Petplan Charitable Trust has awarded a grant to PhD student, Yasmin Paterson, to allow her to investigate stem-cell based therapy for horses with tendon injuries.
In April 2019, Paterson was awarded the Walter and Dorothy Plowright Memorial Prize for Young Researchers through the Veterinary Research Club.
Tendon injuries are one of the most common forms of orthopaedic injuries in horses, affecting all disciplines. However, despite a multitude of available treatments, over half of the horses which have this type of injury will go on to re-injure. According to Paterson, this is down to the way in which adult tendons heal, forming functionally deficient scar tissue.
“Interestingly, this is in complete contrast to how fetal tendons heal,” she says. “They have this remarkable ability to heal without forming any scar tissue. This property is intrinsic to the fetal cells themselves. My research is therefore looking at whether we could use a stem cell-based therapy to try and improve adult tendon healing and mimic that of fetal tendons.’
PPCT grant has enabled the team to use cutting-edge sequencing techniques
Stem cells have the ability to turn into all the cell types in the body. The question was whether the stem cells in Paterson’s study would turn into tendon cells that were more similar to adult or fetal tendon cells.
“This may tell us if they would be useful therapeutically,” explains Paterson. Without the additional funding we received from the PPCT, this project would not have been possible.
‘I am currently in the final year of this study. We have definitely generated some really interesting results which strengthens the evidence that our stem cells may, in fact, prove very useful in the future!’
The PPCT grant has enabled the team to use cutting-edge sequencing techniques to compare cell types in much greater depth than would have been possible with just her PhD funding alone.

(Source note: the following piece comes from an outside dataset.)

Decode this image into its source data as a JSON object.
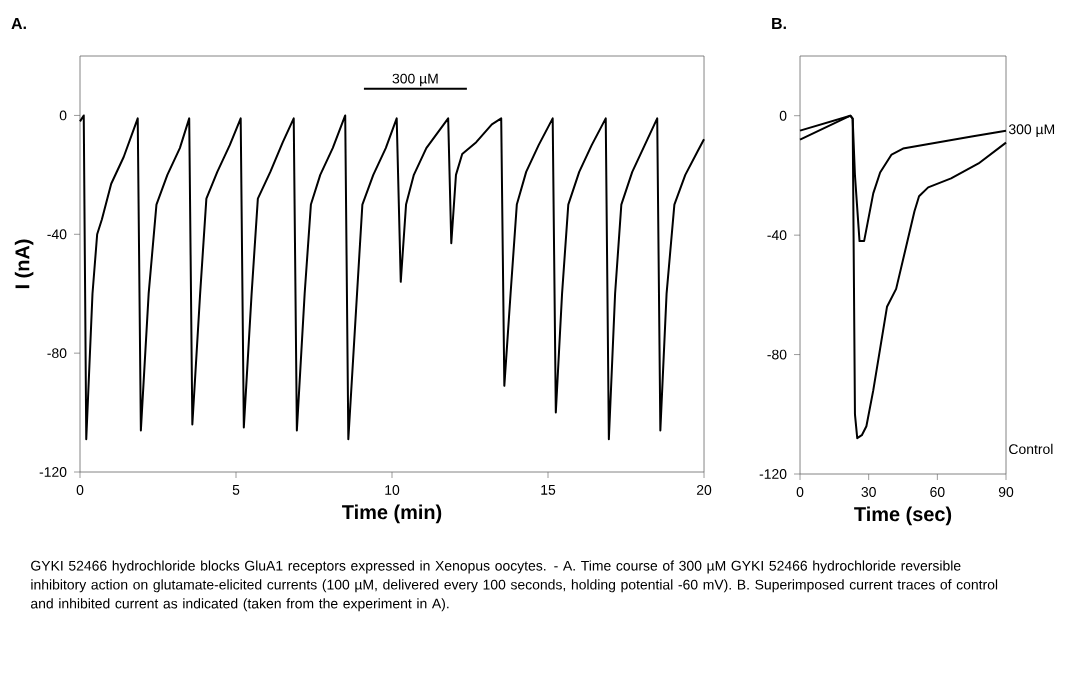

‘It has also allowed me to attend both national and international conferences. This has allowed me to network with other scientist and increase the awareness of the Animal Health Trust and the vital research we do.’
‘My first pet was a lizard called Stumpy’
Paterson is passionate about horses both inside and outside the lab. She finally acquired her first horse three years ago, describing that day as one of her happiest:
‘Totem is a handsome 16.2hh Hanoverian. He is the perfect schoolmaster and I am learning so much from him.’
She has loved animals all her life, although her father was always adamant that she was not allowed any pets.
‘However, after the umpteenth night in a row of him finding plastic toy animals in his bed my ‘subtle’ persuasion finally won him over. My first pet was a lizard. I named him Stumpy as he had a bit missing from the end of his tail!’ she says.
‘After that there was no going back, and I had numerous pets over the years. Easter was always my favourite time of year. It meant a trip down to my Aunty Marian’s farm in Devon. For two weeks I would be up at the crack of dawn helping muck out the horses, feeding the geese, collecting the hen’s eggs and helping out with all the daily yard chores.’
‘My fascination with equine tendon healing began at the Animal Health Trust‘
No surprise, then, that she was determined to study Veterinary Science at university.
‘Whilst at university in Glasgow, I was selected to undertake an industrial master’s placement, which I carried out at the Animal Health Trust in Newmarket in the lab of Dr Debbie Guest,’ explains Paterson.
‘This is where my fascination with equine tendon injury and healing began. Several years and jobs later, I decided that I just had to return to Debbie’s lab. After successfully applying to the Cambridge University’s BBSRC’s doctoral training programme, I managed to return to carry out my PhD project.’
So, what are her ambitions for the future?
‘The search for treatments for career ending tendon injuries is really my passion, and so my immediate plan for the future is to try and continue this crucial work by applying for fellowship funding to investigate further some of the findings from my PhD. In terms of my long-term goal, I want to help pave the way to seeing this science move into clinics, so that we can start to help improve the welfare of many horses.
Making a real difference to animals’ lives
What would she say to young people interested in pursuing a science-based career focused on animals?
‘Try and get as much experience as you can,’ advises Paterson. ‘Particularly in different fields, as this will help you figure out what you are truly passionate about. A career in science is not always easy, and there will always be setbacks and frustrations along the way. But, for me. knowing that you’re working on something that could really make a difference to animals’ lives makes all the hard work worthwhile.’